Hablar de Douglas Tompkins es hablar irremediablemente de dos grandes “Ps”: Patagonia y Polémica. Este multimillonario norteamericano consiguió su fortuna con la venta The North Face y Espirit, compañías de ropa de líneas totalmente diferentes, y con cuya venta llegó a alcanzar los 150.000 millones de dólares. Con el dinero obtenido, pudo dedicarse al fin a su creciente pasión, la conservación de La Patagonia, a través de la compra de incontables hectáreas de terreno que hasta entonces pertenecía bien a Chile o bien a Argentina.

La antes mencionada polémica con respecto a Tompkins surgió, de hecho, cuando la población de estos países observó asustada como un extranjero se hacía con el control de una parte considerable de sus tierras. Estas personas ven en Tompkins una herramienta más del “imperialismo yankee” que busca, a través del dinero, hacerse con el poder de sus reservas naturales, y es que, una parte importante de las reservas de agua más grandes de Chile y Argentina se encuentra cerca o incluso forma parte de las hectáreas que pertenecen a las distintas fundaciones del empresario americano.

Tompkins siempre ha negado esas pérfidas intenciones que aún hoy gente de a pie le atribuye, declarando en numerosas ocasiones que sólo adquiere las tierras para garantizar su conservación o restauración y que su objetivo es, más tarde, transformarlas en parques nacionales ya que considera que esta designación es la única garantía de la supervivencia de la región a largo plazo.

La materialización de todo este ideal tan poco creíble para algunos, se llevó a cabo con la donación por parte de Tompkins de las más de 300.000 hectáreas que conforman el Parque Pumalín, una vez fue declarado este “Santuario de la Naturaleza” en 2005. El Parque se financia a través de una administración privada (la Fundación Pumalín), y su designación implica la prohibición de  realizar trabajos de construcción, excavación, o explotación de cualquier tipo con fines de lucro en su terreno. A pesar de todas estas medidas, en 2011 una parte de sus terrenos fue expropiada por el gobierno de Sebastián Piñera para la pavimentación del tramo de 1200 kilómetros de la Carretera Austral.

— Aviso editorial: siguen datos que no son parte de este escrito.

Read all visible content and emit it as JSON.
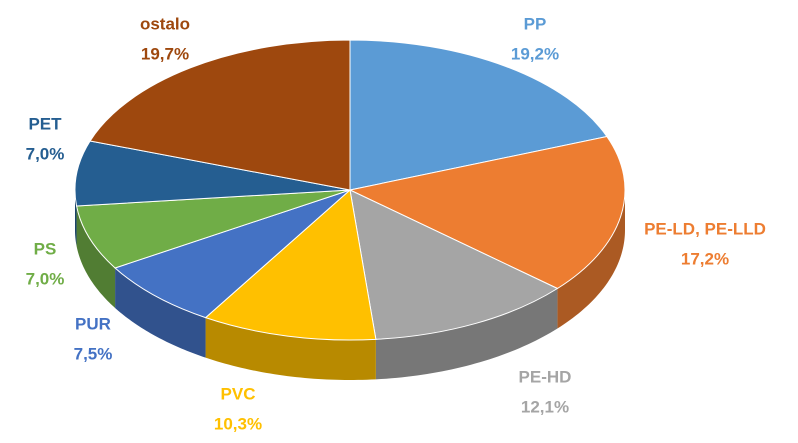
{
  "chart_data": {
    "type": "pie",
    "categories": [
      "PP",
      "PE-LD, PE-LLD",
      "PE-HD",
      "PVC",
      "PUR",
      "PS",
      "PET",
      "ostalo"
    ],
    "values": [
      19.2,
      17.2,
      12.1,
      10.3,
      7.5,
      7.0,
      7.0,
      19.7
    ],
    "value_labels": [
      "19,2%",
      "17,2%",
      "12,1%",
      "10,3%",
      "7,5%",
      "7,0%",
      "7,0%",
      "19,7%"
    ],
    "colors": [
      "#5b9bd5",
      "#ed7d31",
      "#a5a5a5",
      "#ffc000",
      "#4472c4",
      "#70ad47",
      "#255e91",
      "#9e480e"
    ]
  }
}
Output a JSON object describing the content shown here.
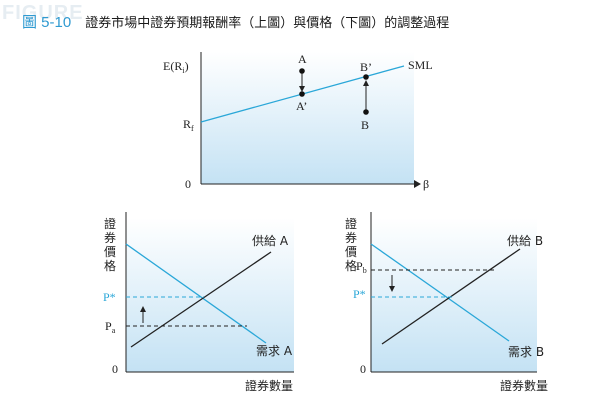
{
  "header": {
    "watermark": "FIGURE",
    "figure_number": "圖 5-10",
    "title": "證券市場中證券預期報酬率（上圖）與價格（下圖）的調整過程"
  },
  "top_chart": {
    "y_axis_label": "E(R",
    "y_axis_label_sub": "i",
    "y_axis_label_end": ")",
    "rf_label": "R",
    "rf_sub": "f",
    "origin": "0",
    "x_axis_label": "β",
    "line_label": "SML",
    "point_a": "A",
    "point_a_prime": "A’",
    "point_b": "B",
    "point_b_prime": "B’"
  },
  "left_chart": {
    "y_axis_label": [
      "證",
      "券",
      "價",
      "格"
    ],
    "x_axis_label": "證券數量",
    "origin": "0",
    "supply_label": "供給 A",
    "demand_label": "需求 A",
    "p_star": "P*",
    "p_a": "P",
    "p_a_sub": "a"
  },
  "right_chart": {
    "y_axis_label": [
      "證",
      "券",
      "價",
      "格"
    ],
    "x_axis_label": "證券數量",
    "origin": "0",
    "supply_label": "供給 B",
    "demand_label": "需求 B",
    "p_star": "P*",
    "p_b": "P",
    "p_b_sub": "b"
  },
  "colors": {
    "accent": "#2aa7d8",
    "panel_top": "#ffffff",
    "panel_bottom": "#c9e5f6"
  }
}
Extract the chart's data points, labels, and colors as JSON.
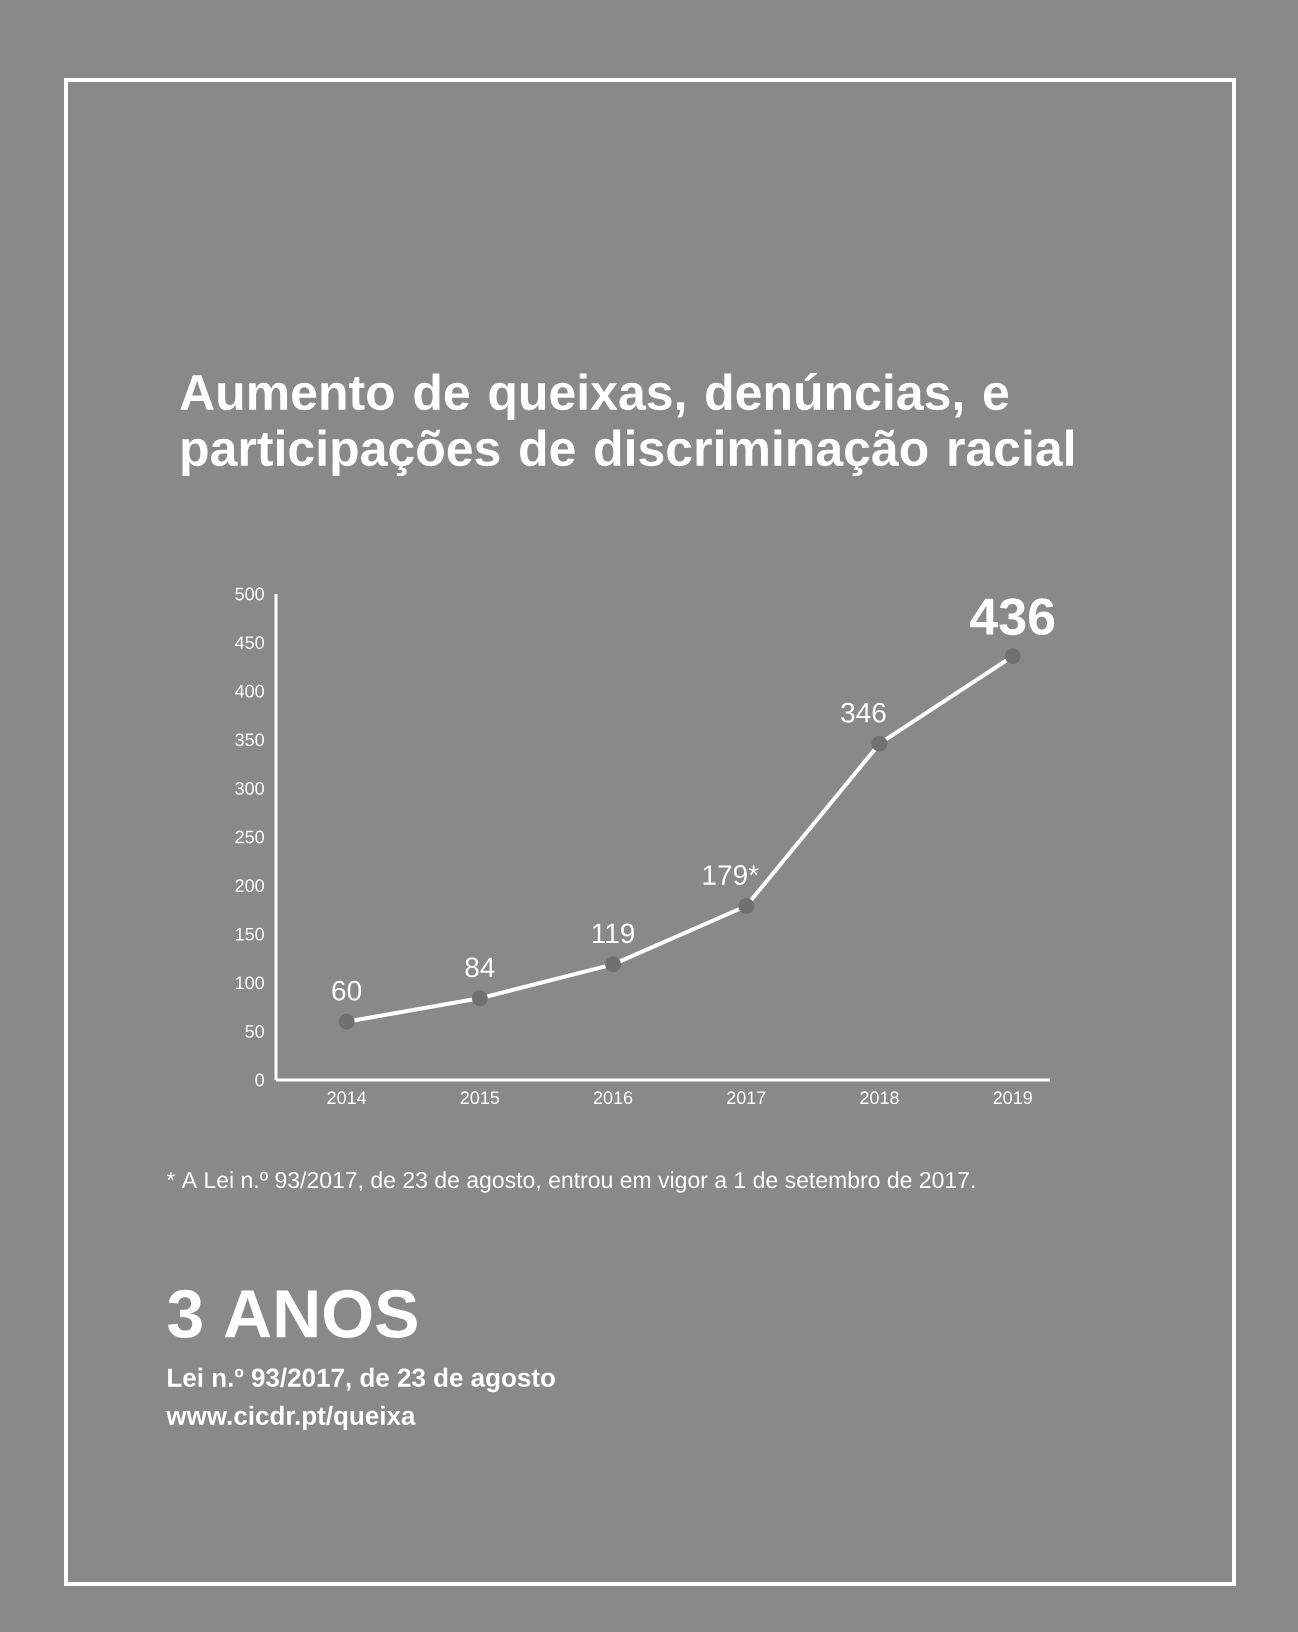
{
  "chart_data": {
    "type": "line",
    "title": "Aumento de queixas, denúncias, e participações de discriminação racial",
    "categories": [
      "2014",
      "2015",
      "2016",
      "2017",
      "2018",
      "2019"
    ],
    "values": [
      60,
      84,
      119,
      179,
      346,
      436
    ],
    "value_labels": [
      "60",
      "84",
      "119",
      "179*",
      "346",
      "436"
    ],
    "color": "#ffffff",
    "marker": "circle",
    "line_style": "solid",
    "ylim": [
      0,
      500
    ],
    "yticks": [
      0,
      50,
      100,
      150,
      200,
      250,
      300,
      350,
      400,
      450,
      500
    ],
    "grid": false,
    "annotations": [
      "* A Lei n.º 93/2017, de 23 de agosto, entrou em vigor a 1 de setembro de 2017.",
      "3 ANOS",
      "Lei n.º 93/2017, de 23 de agosto",
      "www.cicdr.pt/queixa"
    ]
  }
}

Pero la polémica en lo referente a Tompkins no se queda sólo en lo relacionado con la creación de parques naturales. Su oposición al proyecto HidroAysen, a través de su apoyo a la campaña Patagonia sin Represas, ha levantado la suspicacia de algunos que consideran que un extranjero les está negando el desarrollo. El proyecto HidroAysen, encabezado por Endesa y Colbún S.A (empresas eléctricas que concentran el 70% de la generación eléctrica de Chile) supondría la creación de cinco centrales hidroeléctricas distribuidas en los ríos más importantes del país.

Desde Patagonia sin Represas hacen mención al irreversible impacto ambiental que estas mega construcciones hidroeléctricas provocarían, y proponen una alternativa basada en un Plan Nacional de Desarrollo Energético frente a las compañías eléctricas que defienden las bondades de generar una electricidad más barata, renovable y sin emisiones de CO2.